Never in a million years could I fathom such an incident taking place. But now I have to come to grips with it.
There is some past history worth noting. There was an incident of last year with inappropriate behavior between them two. What I mean is, he was over and I went outside, and apparently there was some touching. I confronted him about it and he appologized and said is was uncalled for. We never discussed exactly what happened, we just both agreed it was wrong. Now at this point when i bring it up he does not agree with what I beleive (and what she said happened). The story is changed. I could go into more detail, but it really would get too lengthy.
So yes there was some degree of problems within his marriage, and his wife was aware of it. She has been suspicious of things before. Not between him and my gf but just his dedication to his wife and family.
Do I think he did it? Well am pretty sure, though not absolute. Again, I think he has more to lose by admitting it than her. Im so pissed that he cant admit it to me!!
He has called me once since then. He didnt show up at my door with an inperson explanation. We had a 45 minute phone talk. He talk about how upset he was and that he didnt do anything wrong. He also made comments that he was so mad he "wanted to have her killed". OMG! - well I really highly doubt there would be any continuing relationships with them two at this point.
I actually could go about my life happilly never speaking to him again. Thats just me. I did not find our friendship that close and special over the last few years. It would be hard to get over being betrayed and lied to by him. But i dont have to have a close friendship with him. I do find male friends easiely replaceable. And rarely do I trust them anyway.
ok enough about him. I dont care.
Now, I hope I am not rambling on past the point where those reading lose interest.
I want to mention some things about her. Yes I said she has been honest in the past. And some here expressed doubt. I do know this because I have been with her pretty much 24/7. She had little contact with anyone else other than me and her sister, and her father. I saw her cell phone records as well. There is no indication she has had any random affairs or made attempts to hook up with other people. She has one been with about 4 people her whole life. That I know for a fact.

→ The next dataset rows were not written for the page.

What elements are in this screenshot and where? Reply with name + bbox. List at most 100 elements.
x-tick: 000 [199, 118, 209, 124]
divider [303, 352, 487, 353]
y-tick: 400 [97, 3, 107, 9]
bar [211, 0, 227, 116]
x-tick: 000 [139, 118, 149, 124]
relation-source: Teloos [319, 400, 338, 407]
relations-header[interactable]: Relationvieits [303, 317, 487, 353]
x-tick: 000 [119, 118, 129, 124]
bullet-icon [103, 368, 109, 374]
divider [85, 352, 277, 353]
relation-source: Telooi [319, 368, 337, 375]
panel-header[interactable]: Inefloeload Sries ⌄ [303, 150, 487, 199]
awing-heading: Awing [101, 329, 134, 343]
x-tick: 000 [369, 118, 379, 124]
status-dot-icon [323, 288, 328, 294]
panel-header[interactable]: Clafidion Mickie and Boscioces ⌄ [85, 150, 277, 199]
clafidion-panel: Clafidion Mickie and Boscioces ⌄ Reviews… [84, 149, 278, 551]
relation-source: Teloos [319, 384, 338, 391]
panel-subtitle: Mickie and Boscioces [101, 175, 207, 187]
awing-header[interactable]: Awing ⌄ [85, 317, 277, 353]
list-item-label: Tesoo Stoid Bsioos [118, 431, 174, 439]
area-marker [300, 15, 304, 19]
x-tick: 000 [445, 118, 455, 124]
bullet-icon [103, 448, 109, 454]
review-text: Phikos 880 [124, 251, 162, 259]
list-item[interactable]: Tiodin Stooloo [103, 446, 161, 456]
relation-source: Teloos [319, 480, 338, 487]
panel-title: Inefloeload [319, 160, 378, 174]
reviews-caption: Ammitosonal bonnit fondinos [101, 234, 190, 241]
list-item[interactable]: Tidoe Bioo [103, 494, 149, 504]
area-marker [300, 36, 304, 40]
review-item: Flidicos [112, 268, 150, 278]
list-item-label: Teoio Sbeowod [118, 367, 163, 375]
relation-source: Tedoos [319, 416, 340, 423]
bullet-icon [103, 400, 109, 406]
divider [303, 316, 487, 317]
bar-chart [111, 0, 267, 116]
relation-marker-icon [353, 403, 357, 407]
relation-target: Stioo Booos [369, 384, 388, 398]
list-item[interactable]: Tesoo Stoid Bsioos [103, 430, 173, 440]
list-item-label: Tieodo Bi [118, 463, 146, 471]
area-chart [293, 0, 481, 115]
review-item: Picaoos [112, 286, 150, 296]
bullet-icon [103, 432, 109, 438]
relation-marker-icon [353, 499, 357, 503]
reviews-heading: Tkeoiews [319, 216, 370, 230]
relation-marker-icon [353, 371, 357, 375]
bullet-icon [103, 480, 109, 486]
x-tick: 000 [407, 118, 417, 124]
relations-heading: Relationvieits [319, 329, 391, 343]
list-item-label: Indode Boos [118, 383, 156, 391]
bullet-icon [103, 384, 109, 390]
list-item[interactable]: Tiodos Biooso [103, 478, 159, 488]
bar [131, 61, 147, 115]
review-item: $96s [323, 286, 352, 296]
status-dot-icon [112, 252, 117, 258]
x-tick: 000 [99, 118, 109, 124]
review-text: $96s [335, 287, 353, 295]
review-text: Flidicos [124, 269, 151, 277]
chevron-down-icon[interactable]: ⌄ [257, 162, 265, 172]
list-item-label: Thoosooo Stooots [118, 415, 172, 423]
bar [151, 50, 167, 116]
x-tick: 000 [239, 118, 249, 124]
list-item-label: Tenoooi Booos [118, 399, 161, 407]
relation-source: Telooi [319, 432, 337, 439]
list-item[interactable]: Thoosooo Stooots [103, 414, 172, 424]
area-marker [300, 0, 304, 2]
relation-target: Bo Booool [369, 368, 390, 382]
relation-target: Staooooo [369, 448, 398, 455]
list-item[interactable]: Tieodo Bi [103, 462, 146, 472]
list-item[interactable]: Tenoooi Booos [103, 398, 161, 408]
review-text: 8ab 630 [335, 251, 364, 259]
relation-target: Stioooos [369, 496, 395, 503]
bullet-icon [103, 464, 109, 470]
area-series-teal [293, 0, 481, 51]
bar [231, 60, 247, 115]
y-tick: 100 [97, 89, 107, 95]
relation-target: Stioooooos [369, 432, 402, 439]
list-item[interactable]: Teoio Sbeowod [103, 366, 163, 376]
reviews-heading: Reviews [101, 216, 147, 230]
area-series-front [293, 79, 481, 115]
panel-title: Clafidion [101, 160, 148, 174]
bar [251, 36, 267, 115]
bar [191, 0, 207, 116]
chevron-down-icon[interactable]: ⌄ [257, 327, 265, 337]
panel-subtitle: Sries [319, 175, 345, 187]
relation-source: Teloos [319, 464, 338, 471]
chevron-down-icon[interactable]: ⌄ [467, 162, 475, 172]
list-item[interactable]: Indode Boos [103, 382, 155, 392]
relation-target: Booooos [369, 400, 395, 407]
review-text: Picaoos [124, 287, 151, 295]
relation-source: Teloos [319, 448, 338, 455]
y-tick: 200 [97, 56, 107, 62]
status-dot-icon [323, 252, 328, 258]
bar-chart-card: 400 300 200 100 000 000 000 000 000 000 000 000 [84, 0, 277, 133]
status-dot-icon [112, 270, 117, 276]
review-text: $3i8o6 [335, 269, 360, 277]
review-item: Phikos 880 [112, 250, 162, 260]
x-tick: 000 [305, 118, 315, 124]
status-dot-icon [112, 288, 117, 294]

One person asked, why would it happen? Thats hard to answer. She cant explain it well either. However, lately she indicated feelings of a lack of affection with me primarily because I have been going through some physical limitations that make it difficult for me to be sexual (with anyone). Id rather not go into detail but it is more a medical condition that causes pain (not an std or anything). But really I do not feel it is my fault that it happened. There is no excuse. And there is more to a relationship than just sex.
Though what she did was wrong, there are details that make it more difficult to "move on", "dump her" or whatever. Over the years, I have felt much love and affection from her. She has done so many things for me. From take care of the house (grocerices, cook, clean, laundry) and gave me great emotional support in any times of trouble. She has listened to my problems (mostly work related) and always shown to care about how I feel. True, what happened does not show care for my feelings. But even she can not explain why it happened. Maybe she needs consouling for insecurity issues, or sex addiction... i dont know. But for right now, even though it hurts so bad knowing what happened, i do miss her. People must think i am an idiot for even thinking that.
Could I move on? Sure. I could leave the state, recolated somewhere, find a new love and new friends, and restart my life. But something tells me I will still seek the (good) things I found in her, from someone else, and somehow come up looking for more.
Still very very confused...
thank you for reading.
Last edited by empleh : 01-04-06 at 06:04 AM.